Михаил Гаврилович присел. И плохо скрывал своего недовольства. Ему казалось, что Россия ведет слишком предсказуемую политику. А ведь можно сыграть на противоречиях. Нынче на пике противостояние на морях Англии и Голландии.

И почему бы России не определять победителя? Ведь если соединить морские возможности России и Дании, то сложно выступать против ведущих морских держав. А вот быть противовесом в их спорах — очень даже. Желающая победить сторона обязательно предложит Российской империи особые выгодные преференции за военно-морской союз.

Бросив взгляд на министра Головкина, Бестужев поклонился, потом продолжил:

— Французский и прусский короли наперебой ищут нашей дружбы. Скорее всего, назревает большая европейская война. И после победы под Бандерами каждая из сторон хочет заручиться нашей поддержкой.

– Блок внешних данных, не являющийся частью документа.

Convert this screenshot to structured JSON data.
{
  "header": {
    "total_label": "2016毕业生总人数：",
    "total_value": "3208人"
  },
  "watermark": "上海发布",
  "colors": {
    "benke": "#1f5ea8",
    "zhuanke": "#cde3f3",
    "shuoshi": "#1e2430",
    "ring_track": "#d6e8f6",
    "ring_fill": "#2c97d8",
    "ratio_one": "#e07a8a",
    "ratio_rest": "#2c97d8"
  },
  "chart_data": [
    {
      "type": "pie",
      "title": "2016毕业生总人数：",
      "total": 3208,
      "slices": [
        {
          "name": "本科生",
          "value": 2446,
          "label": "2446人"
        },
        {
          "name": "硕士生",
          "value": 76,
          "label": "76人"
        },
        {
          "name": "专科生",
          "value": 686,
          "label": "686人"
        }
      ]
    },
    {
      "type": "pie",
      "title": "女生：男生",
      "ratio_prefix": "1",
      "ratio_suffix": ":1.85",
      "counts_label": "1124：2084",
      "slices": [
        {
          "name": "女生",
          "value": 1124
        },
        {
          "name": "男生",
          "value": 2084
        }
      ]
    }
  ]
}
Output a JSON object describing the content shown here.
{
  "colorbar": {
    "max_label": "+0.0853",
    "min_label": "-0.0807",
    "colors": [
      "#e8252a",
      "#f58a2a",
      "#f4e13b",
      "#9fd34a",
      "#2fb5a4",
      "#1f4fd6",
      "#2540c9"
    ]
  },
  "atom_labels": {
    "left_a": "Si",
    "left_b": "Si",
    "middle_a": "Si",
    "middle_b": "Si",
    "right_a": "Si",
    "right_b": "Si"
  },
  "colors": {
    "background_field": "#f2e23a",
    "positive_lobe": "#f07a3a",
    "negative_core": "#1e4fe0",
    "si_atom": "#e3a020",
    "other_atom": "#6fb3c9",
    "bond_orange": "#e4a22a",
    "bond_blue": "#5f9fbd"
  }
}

Лица у всех присутствующих разгладились. А кто-то и вовсе откровенно заулыбался. Всё-таки русским вельможам весьма приятно осознавать, что они служат тому государству, государыне, которая может диктовать свою волю в Европе. Ведь от того, чью сторону примет Российская империя, во многом зависит исход будущего противостояния европейских держав. Остаётся только бы закончить на победоносной ноте войну с Османской империей.

— Султан в иносказательной форме запрашивает переговоров о мире. Судя по всему, турки готовы уступить нам Молдавию и признать Крым с причерноморскими землями российскими, — выдал следующую порцию информации вице-канцлер.

— Вежливо отказывать, — подумав, сказала государыня.

На своём стуле заёрзал принц Антон Ульрих. Он уже давно просит русскую государыню, чтобы его отпустили на войну, а ещё и дали в командование тот новый корпус, который продолжает формироваться под Петербургом и в Москве.

Однако Анна Леопольдовна должна вот-вот родить, отчего не хочет отпускать своего мужа на войну. Он же побывал в армии? По капризу Анны вернулся. И пусть хотя бы дождется родов, должных скоро случиться.

Похоже, что мать будущего наследника российского престола всё-таки не так уж и ровно дышит по отношению к своему мужу. Правда странная любовь, когда жена периодически унижает своего мужа. Но чужая семья — потемки. Елизавета же благодушно откликается на просьбы и даже капризы Анны Леопольдовны.

— Дополню, господин вице-канцлер, что одна всем нам известная персона, должная, впрочем, находиться сейчас здесь, совершила дерзкие действия и захватила турецкую крепость Измаил. А это уже на самом Дунае. Если эту крепость удастся отстоять, то туркам ничего не останется делать, как откатываться за Дунай. А это совсем другие переговорные позиции, — сказала Елизавета Петровна.

Бестужев поклонился.

— Вероятно, самое главное, — после некоторой паузы продолжил Алексей Петрович, — речь Посполитая открыто вступает в войну с Османской империей. Король Август Третий посылает польское войско в составе тридцати пяти тысяч солдат и офицеров под командование генерал-аншефа и канцлера Российской империи Александра Лукича Норова.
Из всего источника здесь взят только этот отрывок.